On the other hand...plants don't have blood, and don't bleed.
What they do instead, according to a new study from researchers at the University of Delaware, is open and close channels between cells. Animal cells are highly mobile; blood flows, skin cells grow and move towards the surface to replace older cells, that kind of thing. Plant cells, not so much: They're more like coral, glued onto each other to form a structure and then remaining motionless.
So given that plant cells can't move, there has to be some way to transmit all kinds of stuff from one part of the plant to another: nutrients to make the plant grow, minerals to keep it healthy, various communications to let it know if it's in trouble. That stuff moves from cell to cell through little passages in the cell walls known as plasmodesmata. (The singular, confusingly, is plasmodesma.)
The University of Delaware researchers looked hard at the way these plasmodesmata are guarded.
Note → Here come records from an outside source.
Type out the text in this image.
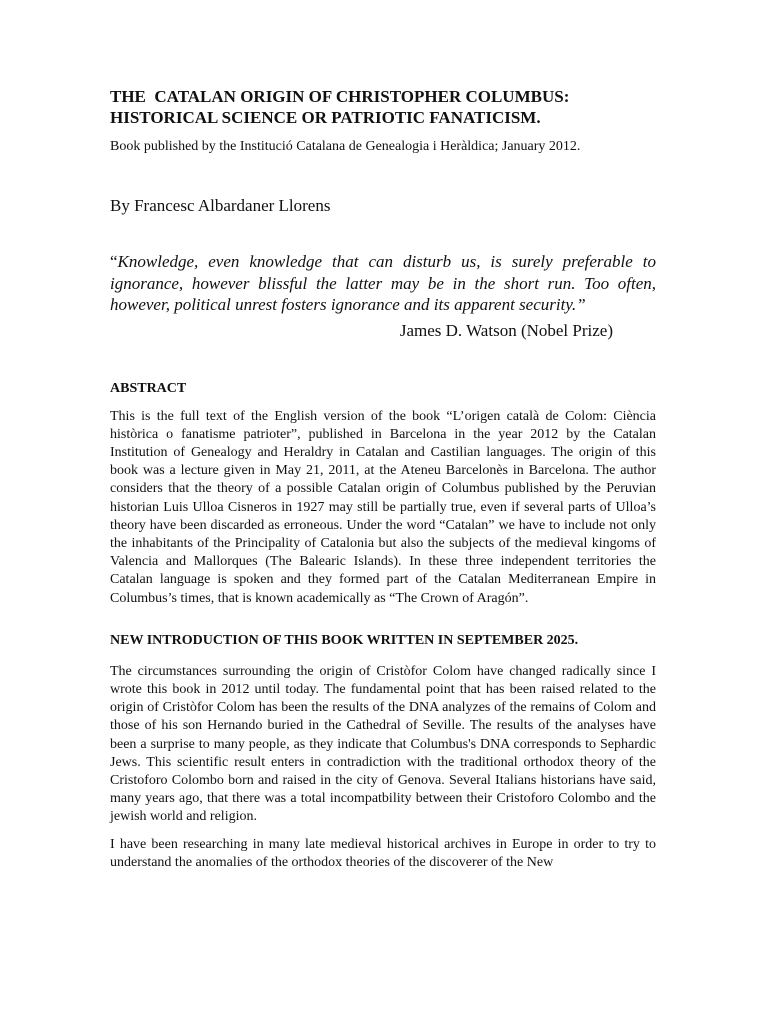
THE  CATALAN ORIGIN OF CHRISTOPHER COLUMBUS:
HISTORICAL SCIENCE OR PATRIOTIC FANATICISM.

Book published by the Institució Catalana de Genealogia i Heràldica; January 2012.

By Francesc Albardaner Llorens

“Knowledge, even knowledge that can disturb us, is surely preferable to ignorance, however blissful the latter may be in the short run. Too often, however, political unrest fosters ignorance and its apparent security.”

James D. Watson (Nobel Prize)

ABSTRACT

This is the full text of the English version of the book “L’origen català de Colom: Ciència històrica o fanatisme patrioter”, published in Barcelona in the year 2012 by the Catalan Institution of Genealogy and Heraldry in Catalan and Castilian languages. The origin of this book was a lecture given in May 21, 2011, at the Ateneu Barcelonès in Barcelona. The author considers that the theory of a possible Catalan origin of Columbus published by the Peruvian historian Luis Ulloa Cisneros in 1927 may still be partially true, even if several parts of Ulloa’s theory have been discarded as erroneous. Under the word “Catalan” we have to include not only the inhabitants of the Principality of Catalonia but also the subjects of the medieval kingoms of Valencia and Mallorques (The Balearic Islands). In these three independent territories the Catalan language is spoken and they formed part of the Catalan Mediterranean Empire in Columbus’s times, that is known academically as “The Crown of Aragón”.

NEW INTRODUCTION OF THIS BOOK WRITTEN IN SEPTEMBER 2025.

The circumstances surrounding the origin of Cristòfor Colom have changed radically since I wrote this book in 2012 until today. The fundamental point that has been raised related to the origin of Cristòfor Colom has been the results of the DNA analyzes of the remains of Colom and those of his son Hernando buried in the Cathedral of Seville. The results of the analyses have been a surprise to many people, as they indicate that Columbus's DNA corresponds to Sephardic Jews. This scientific result enters in contradiction with the traditional orthodox theory of the Cristoforo Colombo born and raised in the city of Genova. Several Italians historians have said, many years ago, that there was a total incompatbility between their Cristoforo Colombo and the jewish world and religion.

I have been researching in many late medieval historical archives in Europe in order to try to understand the anomalies of the orthodox theories of the discoverer of the New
The guards of these little passages is a substance called callose, a glucose-like deposit the plant manufactures. Callose levels can go up and down, a process not previously very well understood: Basically, if there's a lot of callose, the plasmodesmata passages are blocked, and nothing can get through. If there's not very much callose, the plasmodesmata are open.
The researchers discovered that the amount of callose at any given part of the plant can be controlled by a few enzymes in response to all kinds of stimuli. If a plant is infected with some sort of bacteria, it knows that bacteria can travel through the plasmodesmata passages: quick, callose, deploy! Block the bacteria!
And if there's a physical problem, like, say, a cut, the callose also builds up to keep the plant from trying to fire off nutrients into a part of the plant that won't survive. Interestingly, the callose immediately adjacent to a plant's cut, but in a healthy part of the plant, will drop significantly, allowing that part of the plant to grow faster.
Understanding the surprisingly dynamic ways plants respond to stress is fun and interesting, but also potentially very valuable to farmers. The plant has a natural defense when it's sick, and also a natural boosting ability. Could that be used to keep plants healthy and maybe even grow them faster, by reducing callose levels to certain parts of the plant? Who knows. But it's certainly a possibility.